I have two types, that are unions of strings:
The NodeTypes
are used in our code to define the type of an viewmodel object
type NodeTypes =
| 'PRO_TERM'
| 'THEME'
| 'REFERENCE'
....
then we have ContentTypes which defines a list of possiblities for the ‘type’ field from our content coming out of the API
type ContentTypes =
| 'TERM'
| 'THEME'
| 'REFERENCE'
....
the strings I’ve used are just for example. the list is more than 100 values, each, and they have some overlap, but their use is very distinct.
The problem:
Let’s say I have an array of NodeTypes
const someItems: NodeTypes[] = ['PRO_TERM', 'THEME'];
const otherItems: ContentTypes[] = ['TERM', 'THEME', ...];
const test = someItems.includes(otherItems[0]); // <-- TS should throw an error
it happens sometimes that some comparisons are done, where we are accidentally comparing NodeTypes
with ContentTypes
, and since we use them just as strings, TS doesn’t error on that.

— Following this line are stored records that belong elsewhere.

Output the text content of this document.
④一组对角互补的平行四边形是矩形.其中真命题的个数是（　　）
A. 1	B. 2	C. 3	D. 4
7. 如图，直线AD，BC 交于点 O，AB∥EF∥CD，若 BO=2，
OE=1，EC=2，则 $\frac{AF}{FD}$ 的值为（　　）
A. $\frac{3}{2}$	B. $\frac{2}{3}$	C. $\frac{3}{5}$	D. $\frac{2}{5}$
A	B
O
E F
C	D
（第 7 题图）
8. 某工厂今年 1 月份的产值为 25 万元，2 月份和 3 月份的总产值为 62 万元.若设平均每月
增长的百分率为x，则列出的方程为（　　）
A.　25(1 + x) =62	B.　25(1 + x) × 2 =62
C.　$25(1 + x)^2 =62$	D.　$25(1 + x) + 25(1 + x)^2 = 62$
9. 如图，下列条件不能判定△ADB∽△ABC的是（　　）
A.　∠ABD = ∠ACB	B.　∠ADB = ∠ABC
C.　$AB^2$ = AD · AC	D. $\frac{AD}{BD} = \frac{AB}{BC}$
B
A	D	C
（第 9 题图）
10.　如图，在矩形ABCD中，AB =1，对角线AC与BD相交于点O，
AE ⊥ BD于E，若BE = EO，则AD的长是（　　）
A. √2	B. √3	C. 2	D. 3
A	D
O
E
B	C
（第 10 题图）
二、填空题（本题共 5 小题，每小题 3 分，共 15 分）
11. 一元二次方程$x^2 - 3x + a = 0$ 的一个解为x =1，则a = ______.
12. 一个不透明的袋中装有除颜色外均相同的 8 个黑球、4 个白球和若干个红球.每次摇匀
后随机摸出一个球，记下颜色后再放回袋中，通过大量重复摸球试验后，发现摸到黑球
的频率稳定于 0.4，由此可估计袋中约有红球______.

So, I’d like to brand each of the possibilities for both of these types, so the mix up is no longer possible.
I have the following:
const nodeTypes = [
'PRO_TERM',
'THEME',
'REFERENCE',
....
] as const;
// the union type of all the branded strings
export type NodeType = (typeof nodeTypes)[number] & { __brand: 'NodeType' };
// an enum-like object to use the branded types without having to use 'as'
export const NODETYPES = Object.fromEntries(nodeTypes.map((type) => [type, type])) as {
[K in (typeof nodeTypes)[number]]: K & { __brand: 'NodeType' };
};
// maps to
// NODETYPES: {
// PRO_TERM: "PRO_TERM" & {
// __brand: "NodeType";
// };
// THEME: "THEME" & {
// __brand: "NodeType";
// };
....
creating that same array now became:
const someItems: NodeTypes[] = [NODETYPES.PRO_TERM, NODETYPES.THEME];
since I didn’t want to do:
const someItems = ['PRO_TERM', 'THEME'] as NodeTypes[];
because then it would take any string as NodeTypes
this kinda works, but I did lose type inference which I did have before I started:
type ProTermNode = BasicNode & {
type: 'PRO_TERM'
}
type ContentNode = ProTermNode | ThemeNode | ....
const node: ContentNode = {...}
if (node.type === 'PRO_TERM') {
-- node is now inferred as ProTermNode
}
So now, when
type ProTermNode = BasicNode & {
type: typeof NODETYPES.PRO_TERM;
}
...
const node: ContentNode = {...}
if (node.type === NODETYPES.PRO_TERM) {
-- node is still ContentNode
}
This all leads me to believe there must be an easier/simpler way to do this, that perhaps also could fix my type inference issue.
what am I missing? how can this be improved?